Any factor that contributes to nonuniform distribution of steam across the face of the respirator can alter its effectiveness. For MGS, the reservoir's surface area, liquid volume, and microwave power level are significant in relation to the exposure time. Smaller liquid surface areas, larger liquid volumes, or a microwave delivering <1250 W will require longer exposure times to generate sufficient amounts of steam. This decontamination method was the least time intensive and utilized commonly available items found in most households. The low throughput might restrict its use in large healthcare settings but this technology would be practicable for home use or small organizations. This study was limited to evaluating the effect of three decontamination methods on the mask surface and did not examine the straps or nose clip. Additional evaluation must be considered regarding other components of the FFR prior to general adoption of these decontamination methods. Further research is appropriate to standardize this process and confirm its effectiveness for use by healthcare workers, first responders, and the general public.
CONCLUSION
This study showed that three decontamination methods (ultraviolet germicidal irradiation, MGS, and MH) satisfactorily decontaminated the 3M 1860s and 1870 FFRs as measured by a virus culture method. Within the constraints of the experiment, the three methods were all completely effective for the decontamination of FFRs as assessed by a culture method. These conclusions are further supported by data reported by Heimbuch et al. (2011) in which H1N1 droplets and droplet nuclei applied to six models of FFRs were decontaminated using the same three energetic methods described here. The construction or type of FFR did not result in any measured difference among the decontamination methods applied.
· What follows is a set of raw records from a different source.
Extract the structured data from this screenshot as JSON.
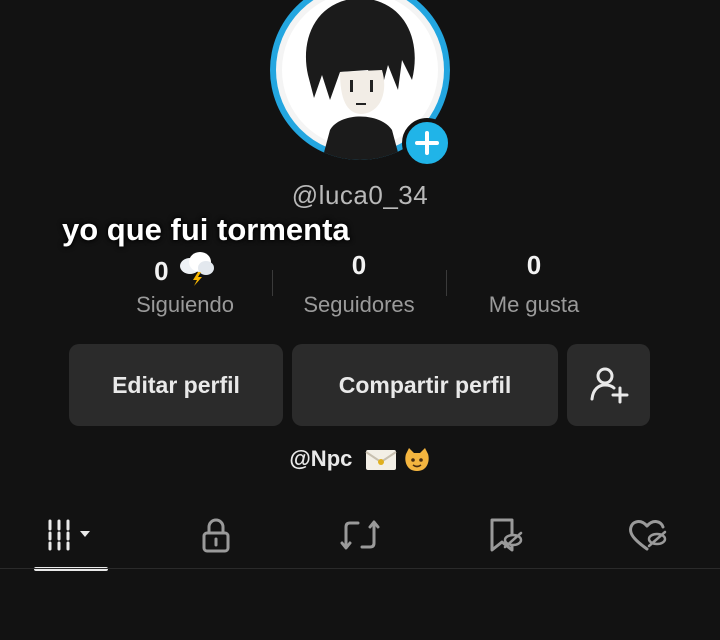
{
  "profile": {
    "username": "@luca0_34",
    "overlay_caption": "yo que fui tormenta"
  },
  "stats": [
    {
      "value": "0",
      "label": "Siguiendo"
    },
    {
      "value": "0",
      "label": "Seguidores"
    },
    {
      "value": "0",
      "label": "Me gusta"
    }
  ],
  "actions": {
    "edit_label": "Editar perfil",
    "share_label": "Compartir perfil",
    "add_friend_icon": "add-user-icon"
  },
  "bio": {
    "text": "@Npc"
  },
  "tabs": [
    {
      "icon": "grid-icon",
      "active": true
    },
    {
      "icon": "lock-icon"
    },
    {
      "icon": "repost-icon"
    },
    {
      "icon": "bookmark-hidden-icon"
    },
    {
      "icon": "heart-hidden-icon"
    }
  ],
  "colors": {
    "background": "#121212",
    "avatar_ring": "#23a6e0",
    "button_bg": "#2b2b2b",
    "muted_text": "#9a9a9a"
  }
}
These findings suggest that, when properly implemented, these decontamination methods could suppress cross-contamination through contact with FFRs during situations in which reusing FFRs is necessary. However, these conclusions apply only to the models tested in this study—other FFR models may show different effects. Although this study did not investigate the effect of these treatments on fit, Viscusi et al. (2011) reported no significant decrease in the protective capability of FFRs following decontamination.
FUNDING
Air Force Research Laboratory Contract Number FA8650-07-C-5911 to S.H.H.
We thank Prof. C.-Y. Wu for the original design of the aerosol droplet chamber.
Disclaimer—publication of this work does not indicate endorsement or approval of this work by the Department of Defense.